Contudo, o enfoque dos artigos publicados era a indignação de Siqueira diante dos protestos contra a portaria de recolhimento, ocorridos na Câmara de Vereadores e na Assembleia Legislativa do Rio de Janeiro, a qual sobressaía no tratamento sarcástico que dispensava aos “grupos de interesse” em “defesa” da criança. Atingia seu ápice, porém, ao citar o Estatuto da Criança e do Adolescente, que, ao proibir o tipo de medida preconizada pela referida portaria, teria garantido às crianças carentes o “direito” de, tal qual “os perambulantes, vadios e sem rumo na vida” (SIQUEIRA, 1992, p. 100), permanecerem na sarjeta, uma vez que somente poderiam ser recolhidas quando em flagrante de ato infracional.

O autor ainda afirmava que o recolhimento das crianças não era atribuição sua enquanto magistrado, mas que o fazia de acordo com os princípios da solidariedade humana e cristã.
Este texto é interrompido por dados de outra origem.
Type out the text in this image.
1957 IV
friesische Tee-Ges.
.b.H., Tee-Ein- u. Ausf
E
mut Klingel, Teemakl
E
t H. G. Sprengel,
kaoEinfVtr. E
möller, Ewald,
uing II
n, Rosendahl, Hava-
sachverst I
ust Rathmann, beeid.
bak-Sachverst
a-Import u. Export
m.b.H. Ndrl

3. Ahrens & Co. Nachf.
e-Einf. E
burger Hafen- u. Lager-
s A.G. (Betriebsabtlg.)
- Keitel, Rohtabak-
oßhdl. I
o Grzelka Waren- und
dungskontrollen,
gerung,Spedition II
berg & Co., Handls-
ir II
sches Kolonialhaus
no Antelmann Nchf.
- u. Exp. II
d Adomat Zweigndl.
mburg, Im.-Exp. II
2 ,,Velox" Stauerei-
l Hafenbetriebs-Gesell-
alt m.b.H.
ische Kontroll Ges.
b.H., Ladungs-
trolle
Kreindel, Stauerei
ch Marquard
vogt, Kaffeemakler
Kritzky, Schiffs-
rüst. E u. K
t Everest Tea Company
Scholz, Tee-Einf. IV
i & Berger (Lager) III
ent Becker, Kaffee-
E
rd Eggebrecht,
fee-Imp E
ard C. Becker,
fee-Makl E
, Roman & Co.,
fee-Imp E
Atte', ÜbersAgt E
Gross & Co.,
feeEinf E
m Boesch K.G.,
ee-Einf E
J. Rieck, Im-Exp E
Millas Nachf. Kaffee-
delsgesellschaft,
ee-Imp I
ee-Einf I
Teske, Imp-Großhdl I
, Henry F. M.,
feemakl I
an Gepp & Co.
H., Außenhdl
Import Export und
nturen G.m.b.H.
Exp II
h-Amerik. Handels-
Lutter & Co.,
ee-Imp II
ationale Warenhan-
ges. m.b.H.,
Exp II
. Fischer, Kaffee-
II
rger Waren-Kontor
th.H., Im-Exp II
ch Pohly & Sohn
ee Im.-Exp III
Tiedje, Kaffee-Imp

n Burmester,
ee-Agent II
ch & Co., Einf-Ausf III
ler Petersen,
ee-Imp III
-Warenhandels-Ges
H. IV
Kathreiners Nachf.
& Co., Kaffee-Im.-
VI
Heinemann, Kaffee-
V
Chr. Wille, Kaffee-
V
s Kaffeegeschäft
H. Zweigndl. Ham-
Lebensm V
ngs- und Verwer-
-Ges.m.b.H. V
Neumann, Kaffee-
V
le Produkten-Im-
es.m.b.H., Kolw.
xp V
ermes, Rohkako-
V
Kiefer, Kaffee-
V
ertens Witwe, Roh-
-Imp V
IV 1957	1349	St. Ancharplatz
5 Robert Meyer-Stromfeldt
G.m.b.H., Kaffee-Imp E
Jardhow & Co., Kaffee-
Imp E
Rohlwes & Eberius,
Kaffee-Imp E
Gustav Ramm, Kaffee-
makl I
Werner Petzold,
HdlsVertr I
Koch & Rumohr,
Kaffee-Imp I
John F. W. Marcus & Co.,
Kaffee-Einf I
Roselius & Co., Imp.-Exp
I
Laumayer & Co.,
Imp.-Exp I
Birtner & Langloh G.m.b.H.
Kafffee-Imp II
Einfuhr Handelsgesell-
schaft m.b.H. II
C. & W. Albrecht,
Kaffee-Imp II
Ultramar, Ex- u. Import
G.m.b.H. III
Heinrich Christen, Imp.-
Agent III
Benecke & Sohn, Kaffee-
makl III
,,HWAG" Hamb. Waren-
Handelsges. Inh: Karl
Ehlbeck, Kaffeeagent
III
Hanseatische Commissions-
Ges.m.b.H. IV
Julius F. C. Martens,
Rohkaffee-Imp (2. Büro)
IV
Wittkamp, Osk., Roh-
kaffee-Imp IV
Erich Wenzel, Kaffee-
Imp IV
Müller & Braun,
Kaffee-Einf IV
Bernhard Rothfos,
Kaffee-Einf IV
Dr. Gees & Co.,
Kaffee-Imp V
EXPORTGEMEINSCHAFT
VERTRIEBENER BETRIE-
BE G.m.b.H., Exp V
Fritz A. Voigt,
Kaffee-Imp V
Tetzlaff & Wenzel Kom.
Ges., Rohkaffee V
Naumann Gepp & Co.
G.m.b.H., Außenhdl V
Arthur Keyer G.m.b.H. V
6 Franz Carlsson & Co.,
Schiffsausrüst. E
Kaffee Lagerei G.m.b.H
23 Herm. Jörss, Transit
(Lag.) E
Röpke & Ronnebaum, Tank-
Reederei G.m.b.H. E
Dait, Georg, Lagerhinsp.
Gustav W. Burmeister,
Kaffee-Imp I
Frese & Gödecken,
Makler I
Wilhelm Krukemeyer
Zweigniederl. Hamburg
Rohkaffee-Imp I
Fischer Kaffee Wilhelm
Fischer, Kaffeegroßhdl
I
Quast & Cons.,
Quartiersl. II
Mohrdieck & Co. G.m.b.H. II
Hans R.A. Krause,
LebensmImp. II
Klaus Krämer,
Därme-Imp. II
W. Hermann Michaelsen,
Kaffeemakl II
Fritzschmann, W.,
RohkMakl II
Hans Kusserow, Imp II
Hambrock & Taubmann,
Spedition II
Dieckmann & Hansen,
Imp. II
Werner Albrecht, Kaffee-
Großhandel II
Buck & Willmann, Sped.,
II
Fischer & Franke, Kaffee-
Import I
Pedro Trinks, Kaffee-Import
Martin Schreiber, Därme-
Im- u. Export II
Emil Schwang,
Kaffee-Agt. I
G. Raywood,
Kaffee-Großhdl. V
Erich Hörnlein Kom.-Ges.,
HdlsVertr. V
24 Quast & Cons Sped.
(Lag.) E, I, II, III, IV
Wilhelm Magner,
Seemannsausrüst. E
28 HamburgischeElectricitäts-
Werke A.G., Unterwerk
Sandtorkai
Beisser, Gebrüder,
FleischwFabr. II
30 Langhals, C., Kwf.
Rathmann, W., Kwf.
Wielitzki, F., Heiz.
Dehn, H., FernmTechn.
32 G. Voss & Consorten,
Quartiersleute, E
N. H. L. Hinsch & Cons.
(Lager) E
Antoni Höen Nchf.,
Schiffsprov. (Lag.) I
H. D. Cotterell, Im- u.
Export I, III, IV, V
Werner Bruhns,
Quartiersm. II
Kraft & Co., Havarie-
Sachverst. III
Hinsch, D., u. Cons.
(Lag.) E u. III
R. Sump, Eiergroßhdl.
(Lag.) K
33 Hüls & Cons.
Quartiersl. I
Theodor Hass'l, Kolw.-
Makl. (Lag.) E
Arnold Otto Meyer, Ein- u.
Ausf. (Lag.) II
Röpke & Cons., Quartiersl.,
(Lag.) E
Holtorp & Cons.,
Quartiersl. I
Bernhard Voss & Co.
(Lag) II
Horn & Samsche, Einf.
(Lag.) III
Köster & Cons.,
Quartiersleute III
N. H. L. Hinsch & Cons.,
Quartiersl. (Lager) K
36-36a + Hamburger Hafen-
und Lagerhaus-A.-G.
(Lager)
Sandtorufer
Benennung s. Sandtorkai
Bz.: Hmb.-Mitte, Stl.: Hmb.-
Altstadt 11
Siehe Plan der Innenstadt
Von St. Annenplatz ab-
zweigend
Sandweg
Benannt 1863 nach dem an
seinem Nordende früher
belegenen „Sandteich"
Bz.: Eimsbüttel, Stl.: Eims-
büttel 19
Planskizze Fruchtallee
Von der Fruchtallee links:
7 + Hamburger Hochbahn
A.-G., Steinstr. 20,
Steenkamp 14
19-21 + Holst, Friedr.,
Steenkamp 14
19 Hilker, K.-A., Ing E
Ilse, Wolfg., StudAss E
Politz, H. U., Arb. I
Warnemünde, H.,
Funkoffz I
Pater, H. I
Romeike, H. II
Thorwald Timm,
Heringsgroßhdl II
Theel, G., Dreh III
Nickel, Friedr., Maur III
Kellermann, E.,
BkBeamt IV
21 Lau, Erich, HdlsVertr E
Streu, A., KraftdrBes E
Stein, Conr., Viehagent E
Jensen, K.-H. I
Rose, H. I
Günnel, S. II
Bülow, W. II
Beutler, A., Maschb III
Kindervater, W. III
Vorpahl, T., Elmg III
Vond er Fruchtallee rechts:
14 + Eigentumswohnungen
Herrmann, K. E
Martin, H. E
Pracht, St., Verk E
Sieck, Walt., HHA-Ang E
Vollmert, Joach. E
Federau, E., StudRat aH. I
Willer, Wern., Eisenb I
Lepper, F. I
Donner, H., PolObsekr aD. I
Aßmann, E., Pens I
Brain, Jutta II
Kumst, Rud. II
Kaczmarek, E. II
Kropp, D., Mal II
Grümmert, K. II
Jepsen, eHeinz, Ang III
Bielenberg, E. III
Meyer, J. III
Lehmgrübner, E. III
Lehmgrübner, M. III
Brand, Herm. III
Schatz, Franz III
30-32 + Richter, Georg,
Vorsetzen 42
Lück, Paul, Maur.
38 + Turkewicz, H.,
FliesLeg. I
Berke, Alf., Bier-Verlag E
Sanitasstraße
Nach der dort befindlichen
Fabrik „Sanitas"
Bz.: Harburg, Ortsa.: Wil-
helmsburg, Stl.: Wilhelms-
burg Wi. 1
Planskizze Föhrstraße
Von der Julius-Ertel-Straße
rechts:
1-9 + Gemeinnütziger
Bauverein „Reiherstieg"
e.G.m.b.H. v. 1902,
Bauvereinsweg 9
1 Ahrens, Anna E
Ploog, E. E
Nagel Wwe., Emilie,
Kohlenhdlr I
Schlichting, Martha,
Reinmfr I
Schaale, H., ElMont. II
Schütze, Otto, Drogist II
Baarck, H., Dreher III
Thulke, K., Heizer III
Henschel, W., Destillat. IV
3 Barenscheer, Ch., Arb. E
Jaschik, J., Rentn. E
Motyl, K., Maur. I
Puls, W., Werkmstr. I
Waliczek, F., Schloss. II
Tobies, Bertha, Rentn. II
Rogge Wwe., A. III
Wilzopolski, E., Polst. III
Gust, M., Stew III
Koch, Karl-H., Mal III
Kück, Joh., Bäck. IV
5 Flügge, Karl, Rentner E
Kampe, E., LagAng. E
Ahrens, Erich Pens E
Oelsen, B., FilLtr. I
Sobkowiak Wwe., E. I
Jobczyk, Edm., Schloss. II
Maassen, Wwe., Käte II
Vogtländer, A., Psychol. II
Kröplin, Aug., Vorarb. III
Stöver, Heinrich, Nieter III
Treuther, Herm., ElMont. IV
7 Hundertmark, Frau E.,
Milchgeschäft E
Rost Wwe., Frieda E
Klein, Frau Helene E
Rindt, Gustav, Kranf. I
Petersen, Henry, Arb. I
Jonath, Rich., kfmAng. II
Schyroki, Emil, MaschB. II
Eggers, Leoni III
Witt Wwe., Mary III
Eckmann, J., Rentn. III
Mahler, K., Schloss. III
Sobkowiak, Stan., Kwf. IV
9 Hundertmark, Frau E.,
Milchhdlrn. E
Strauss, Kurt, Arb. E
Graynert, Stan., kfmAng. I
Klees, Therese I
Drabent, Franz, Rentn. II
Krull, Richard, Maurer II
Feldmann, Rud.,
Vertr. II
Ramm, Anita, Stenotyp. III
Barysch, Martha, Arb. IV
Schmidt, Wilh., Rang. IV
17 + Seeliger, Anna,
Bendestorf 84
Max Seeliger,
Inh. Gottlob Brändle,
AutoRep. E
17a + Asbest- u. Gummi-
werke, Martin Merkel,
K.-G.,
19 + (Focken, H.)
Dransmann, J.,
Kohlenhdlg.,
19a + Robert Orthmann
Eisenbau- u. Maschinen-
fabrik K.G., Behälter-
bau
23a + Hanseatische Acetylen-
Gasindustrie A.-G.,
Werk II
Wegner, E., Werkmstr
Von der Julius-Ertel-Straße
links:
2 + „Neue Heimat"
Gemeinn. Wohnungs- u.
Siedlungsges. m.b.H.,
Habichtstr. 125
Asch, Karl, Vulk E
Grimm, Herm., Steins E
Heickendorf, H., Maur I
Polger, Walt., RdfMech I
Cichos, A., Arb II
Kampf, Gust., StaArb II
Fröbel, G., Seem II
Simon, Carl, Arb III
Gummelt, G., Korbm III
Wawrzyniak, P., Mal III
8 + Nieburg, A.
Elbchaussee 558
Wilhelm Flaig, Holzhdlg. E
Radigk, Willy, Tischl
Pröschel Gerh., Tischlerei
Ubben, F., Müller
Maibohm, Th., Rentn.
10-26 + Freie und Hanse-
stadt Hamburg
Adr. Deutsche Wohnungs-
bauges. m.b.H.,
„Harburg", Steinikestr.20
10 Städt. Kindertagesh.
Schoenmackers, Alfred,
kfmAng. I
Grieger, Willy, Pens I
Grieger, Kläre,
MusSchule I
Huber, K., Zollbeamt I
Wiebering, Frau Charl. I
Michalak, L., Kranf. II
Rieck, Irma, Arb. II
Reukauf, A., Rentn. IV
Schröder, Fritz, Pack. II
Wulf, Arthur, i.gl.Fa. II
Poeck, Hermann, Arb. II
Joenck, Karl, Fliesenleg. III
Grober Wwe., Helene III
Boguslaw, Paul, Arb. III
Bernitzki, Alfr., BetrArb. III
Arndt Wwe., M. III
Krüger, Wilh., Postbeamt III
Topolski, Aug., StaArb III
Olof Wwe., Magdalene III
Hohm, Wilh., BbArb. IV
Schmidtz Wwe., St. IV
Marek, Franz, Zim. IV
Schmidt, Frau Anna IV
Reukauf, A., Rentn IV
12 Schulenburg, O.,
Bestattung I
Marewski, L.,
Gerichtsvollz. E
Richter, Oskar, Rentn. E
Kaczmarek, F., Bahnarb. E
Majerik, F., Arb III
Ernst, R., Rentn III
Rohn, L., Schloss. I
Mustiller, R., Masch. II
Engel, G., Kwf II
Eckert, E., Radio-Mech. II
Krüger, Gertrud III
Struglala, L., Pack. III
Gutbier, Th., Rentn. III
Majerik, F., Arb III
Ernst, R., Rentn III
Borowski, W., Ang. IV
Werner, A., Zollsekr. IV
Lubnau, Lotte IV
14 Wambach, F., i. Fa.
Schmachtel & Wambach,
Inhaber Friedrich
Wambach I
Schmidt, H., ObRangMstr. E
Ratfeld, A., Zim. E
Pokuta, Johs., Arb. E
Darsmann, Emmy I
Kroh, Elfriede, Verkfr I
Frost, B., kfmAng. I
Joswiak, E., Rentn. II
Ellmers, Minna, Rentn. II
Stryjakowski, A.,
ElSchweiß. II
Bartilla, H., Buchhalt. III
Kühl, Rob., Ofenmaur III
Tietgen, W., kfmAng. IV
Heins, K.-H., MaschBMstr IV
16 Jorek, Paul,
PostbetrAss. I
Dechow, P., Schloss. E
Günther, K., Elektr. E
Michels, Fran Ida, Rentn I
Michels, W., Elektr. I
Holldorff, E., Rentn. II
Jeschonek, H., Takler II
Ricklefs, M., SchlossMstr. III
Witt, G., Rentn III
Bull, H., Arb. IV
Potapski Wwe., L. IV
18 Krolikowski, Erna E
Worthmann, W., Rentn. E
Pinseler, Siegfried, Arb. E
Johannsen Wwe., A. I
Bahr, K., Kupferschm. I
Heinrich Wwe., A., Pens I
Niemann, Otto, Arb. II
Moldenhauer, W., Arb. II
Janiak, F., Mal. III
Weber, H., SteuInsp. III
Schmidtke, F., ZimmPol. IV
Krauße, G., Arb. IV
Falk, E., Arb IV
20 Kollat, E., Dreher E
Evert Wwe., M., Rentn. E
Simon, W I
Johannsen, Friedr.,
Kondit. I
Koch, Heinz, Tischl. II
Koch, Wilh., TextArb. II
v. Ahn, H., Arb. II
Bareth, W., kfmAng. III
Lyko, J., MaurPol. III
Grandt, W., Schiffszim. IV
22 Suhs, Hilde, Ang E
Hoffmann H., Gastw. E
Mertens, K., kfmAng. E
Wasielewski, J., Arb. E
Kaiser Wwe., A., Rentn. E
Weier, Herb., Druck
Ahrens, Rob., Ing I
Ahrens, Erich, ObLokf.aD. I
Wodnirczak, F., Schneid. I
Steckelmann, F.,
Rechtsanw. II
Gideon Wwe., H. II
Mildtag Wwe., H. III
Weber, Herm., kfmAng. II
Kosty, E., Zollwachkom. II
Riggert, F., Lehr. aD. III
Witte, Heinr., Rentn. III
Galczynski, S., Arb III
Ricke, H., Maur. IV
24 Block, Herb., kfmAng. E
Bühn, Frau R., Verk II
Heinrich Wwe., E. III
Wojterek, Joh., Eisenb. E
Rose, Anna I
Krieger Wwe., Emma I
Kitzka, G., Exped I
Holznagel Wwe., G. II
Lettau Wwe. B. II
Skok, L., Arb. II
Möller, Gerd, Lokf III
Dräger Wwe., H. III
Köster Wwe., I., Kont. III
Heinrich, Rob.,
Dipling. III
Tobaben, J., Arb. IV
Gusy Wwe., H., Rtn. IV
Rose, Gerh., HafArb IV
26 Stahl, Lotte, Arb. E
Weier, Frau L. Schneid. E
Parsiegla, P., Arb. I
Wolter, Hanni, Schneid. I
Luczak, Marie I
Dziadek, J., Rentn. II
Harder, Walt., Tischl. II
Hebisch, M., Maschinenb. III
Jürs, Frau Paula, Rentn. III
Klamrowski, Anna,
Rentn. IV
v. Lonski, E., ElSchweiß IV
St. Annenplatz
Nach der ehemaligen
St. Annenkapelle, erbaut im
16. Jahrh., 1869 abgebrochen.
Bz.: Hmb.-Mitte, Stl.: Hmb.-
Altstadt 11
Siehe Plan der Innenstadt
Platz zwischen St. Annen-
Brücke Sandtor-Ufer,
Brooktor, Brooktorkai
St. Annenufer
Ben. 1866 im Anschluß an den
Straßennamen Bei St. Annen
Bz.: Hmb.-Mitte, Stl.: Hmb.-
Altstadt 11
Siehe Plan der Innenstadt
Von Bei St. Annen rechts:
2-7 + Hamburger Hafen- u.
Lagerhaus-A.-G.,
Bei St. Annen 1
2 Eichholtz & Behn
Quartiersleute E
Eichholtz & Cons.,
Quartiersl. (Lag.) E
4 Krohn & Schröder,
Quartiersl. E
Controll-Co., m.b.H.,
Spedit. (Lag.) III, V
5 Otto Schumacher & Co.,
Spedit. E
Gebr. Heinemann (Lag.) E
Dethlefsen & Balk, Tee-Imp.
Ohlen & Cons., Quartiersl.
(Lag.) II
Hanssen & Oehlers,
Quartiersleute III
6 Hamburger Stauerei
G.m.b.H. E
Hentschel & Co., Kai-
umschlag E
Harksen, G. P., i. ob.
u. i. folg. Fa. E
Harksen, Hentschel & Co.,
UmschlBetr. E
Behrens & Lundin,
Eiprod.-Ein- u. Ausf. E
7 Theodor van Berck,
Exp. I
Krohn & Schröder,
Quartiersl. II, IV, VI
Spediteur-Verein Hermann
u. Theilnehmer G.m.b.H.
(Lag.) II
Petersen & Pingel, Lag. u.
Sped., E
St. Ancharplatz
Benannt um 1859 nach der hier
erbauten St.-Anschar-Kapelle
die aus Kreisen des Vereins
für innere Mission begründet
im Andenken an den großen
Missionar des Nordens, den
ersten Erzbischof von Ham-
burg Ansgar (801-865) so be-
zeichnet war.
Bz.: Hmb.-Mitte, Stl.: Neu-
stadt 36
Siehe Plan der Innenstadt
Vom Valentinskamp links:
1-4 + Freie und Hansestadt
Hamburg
Mencionava, como caso análogo, a paralisação, pela Polícia, do combate aos menores infratores e asseverava como a “proteção” do Estatuto (as aspas são do autor) levaria a sociedade, em pouco tempo, a exigir a redução da responsabilidade penal do menor.

Em outro texto, sua indignação para com a recém-promulgada Lei nº 8.069/1990, se concretizou em alerta aos pais, novamente evidenciado nas aspas e expressões entre parênteses:

Como dizem os „Estatutistas‟, o Estatuto colocou os Juízes de Menores (fariseus da criança e do adolescente) no seu devido lugar. O Código de Menores (instrumento fascista e produto do regime ditatorial) foi revogado. Surge uma nova era, sem disciplina, sem censuras, sem limites, com o Município atingindo sua maioridade e repleto de recursos. Os pais que se cuidem. Quem viver verá... (SIQUEIRA, 1992, p. 82).

Confirma-se, assim, a descrição da (auto)imagem e dos poderes do juiz de menores já comentados acima.